Dhavide Aruliah is Director of Training at Continuum Analytics, the creator and driving force behind Anaconda—the leading Open Data Science platform powered by Python. Dhavide was previously an Associate Professor at the University of Ontario Institute of Technology (UOIT). He served as Program Director for various undergraduate & postgraduate programs at UOIT. His research interests include computational inverse problems, numerical linear algebra, & high-performance computing. The materials for this course were produced by the Continuum training team.
Many real-world data sets contain strings, integers, time-stamps and unstructured data. How do you store data like this so that you can manipulate it and easily retrieve important information? The answer is in a pandas DataFrame! In this course, you'll learn how to use the industry-standard pandas library to import, build, and manipulate DataFrames. With pandas, you'll always be able to convert your data into a form that permits you to analyze it easily.
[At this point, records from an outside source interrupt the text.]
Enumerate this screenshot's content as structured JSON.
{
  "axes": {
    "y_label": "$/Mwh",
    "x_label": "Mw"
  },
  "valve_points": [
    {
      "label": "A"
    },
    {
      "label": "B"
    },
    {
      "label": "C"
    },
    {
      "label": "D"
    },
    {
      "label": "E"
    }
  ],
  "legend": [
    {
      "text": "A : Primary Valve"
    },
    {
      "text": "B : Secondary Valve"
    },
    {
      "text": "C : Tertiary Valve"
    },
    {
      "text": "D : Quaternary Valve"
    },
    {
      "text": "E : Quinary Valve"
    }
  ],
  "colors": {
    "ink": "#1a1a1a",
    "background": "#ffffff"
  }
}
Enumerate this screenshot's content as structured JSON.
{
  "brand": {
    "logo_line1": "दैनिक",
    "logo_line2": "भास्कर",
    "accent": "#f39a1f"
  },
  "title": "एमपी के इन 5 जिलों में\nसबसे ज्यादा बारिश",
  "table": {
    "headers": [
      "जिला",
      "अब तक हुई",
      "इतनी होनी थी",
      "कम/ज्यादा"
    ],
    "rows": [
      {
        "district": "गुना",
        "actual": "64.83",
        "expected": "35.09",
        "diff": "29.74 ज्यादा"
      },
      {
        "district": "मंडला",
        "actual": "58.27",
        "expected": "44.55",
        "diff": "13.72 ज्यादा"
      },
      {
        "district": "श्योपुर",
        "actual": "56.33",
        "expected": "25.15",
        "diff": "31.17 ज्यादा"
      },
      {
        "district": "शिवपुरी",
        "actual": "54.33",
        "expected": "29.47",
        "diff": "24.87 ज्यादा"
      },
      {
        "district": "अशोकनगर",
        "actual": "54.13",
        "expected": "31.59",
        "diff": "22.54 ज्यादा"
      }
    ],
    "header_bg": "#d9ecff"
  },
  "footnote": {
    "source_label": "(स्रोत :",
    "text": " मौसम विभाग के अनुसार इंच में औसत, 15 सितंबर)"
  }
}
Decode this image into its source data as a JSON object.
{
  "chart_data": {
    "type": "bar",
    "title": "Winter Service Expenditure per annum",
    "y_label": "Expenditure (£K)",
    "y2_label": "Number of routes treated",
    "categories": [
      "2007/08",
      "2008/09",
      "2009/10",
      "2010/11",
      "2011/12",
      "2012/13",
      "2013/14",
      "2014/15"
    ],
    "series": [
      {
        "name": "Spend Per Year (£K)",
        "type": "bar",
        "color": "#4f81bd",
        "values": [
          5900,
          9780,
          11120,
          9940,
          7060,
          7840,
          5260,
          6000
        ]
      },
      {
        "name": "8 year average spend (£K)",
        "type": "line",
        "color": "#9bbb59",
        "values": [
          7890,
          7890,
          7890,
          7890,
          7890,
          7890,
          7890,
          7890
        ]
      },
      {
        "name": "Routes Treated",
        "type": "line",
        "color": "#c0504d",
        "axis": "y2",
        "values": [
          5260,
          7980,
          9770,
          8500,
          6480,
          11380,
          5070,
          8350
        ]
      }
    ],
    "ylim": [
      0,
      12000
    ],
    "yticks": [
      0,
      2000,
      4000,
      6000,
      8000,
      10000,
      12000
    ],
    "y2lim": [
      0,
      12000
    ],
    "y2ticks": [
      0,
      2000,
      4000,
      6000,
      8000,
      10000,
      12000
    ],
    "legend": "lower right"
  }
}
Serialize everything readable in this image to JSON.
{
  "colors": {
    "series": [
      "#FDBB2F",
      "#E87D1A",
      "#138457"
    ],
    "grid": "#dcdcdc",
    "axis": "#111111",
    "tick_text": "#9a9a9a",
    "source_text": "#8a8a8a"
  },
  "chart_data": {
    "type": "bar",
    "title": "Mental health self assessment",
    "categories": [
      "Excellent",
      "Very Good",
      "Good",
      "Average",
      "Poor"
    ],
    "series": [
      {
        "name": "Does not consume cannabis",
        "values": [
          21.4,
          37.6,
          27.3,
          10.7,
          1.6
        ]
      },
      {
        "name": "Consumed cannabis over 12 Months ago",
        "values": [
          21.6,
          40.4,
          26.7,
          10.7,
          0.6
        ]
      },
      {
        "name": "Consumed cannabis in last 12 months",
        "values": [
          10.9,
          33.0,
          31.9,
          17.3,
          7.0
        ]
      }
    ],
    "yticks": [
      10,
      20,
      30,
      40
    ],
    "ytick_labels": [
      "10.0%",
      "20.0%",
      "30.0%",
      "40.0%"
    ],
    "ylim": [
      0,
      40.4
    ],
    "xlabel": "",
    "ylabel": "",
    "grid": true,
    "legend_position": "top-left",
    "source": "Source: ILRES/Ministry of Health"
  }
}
You'll also learn more about NumPy, how it stores data, and its relation to the pandas DataFrame.
In this chapter, you will become acquainted with the powertool of pandas - the DataFrame. You will learn how to use pandas to import and then inspect a variety of datasets, ranging from population data obtained from The World Bank to monthly stock data obtained via Yahoo! Finance. You will practice building DataFrames from scratch and become familiar with pandas' data visualization capabilities.
Having learned how to ingest and inspect your data, the next step is to explore it visually as well as quantitatively. This process, known as exploratory data analysis (EDA), is a crucial component of any data science project, and pandas has powerful methods that help with statistical and visual EDA. In this chapter, you will learn how and when to apply these techniques.
In this chapter, you will learn how to manipulate and visualize time series data using pandas. You will become familiar with concepts such as upsampling, downsampling, and interpolation. You will practice using pandas' method chaining to efficiently filter your data and perform time series analyses. From stock prices to flight timings, time series data are found in a wide variety of domains and being able to effectively work with such data can be an invaluable skill.
Working with real-world weather and climate data, in this chapter you will bring together and apply all of the skills you have acquired in this course. You will use pandas to manipulate the data into a form usable for analysis, and then systematically explore it using the techniques you learned in the prior chapters. Enjoy!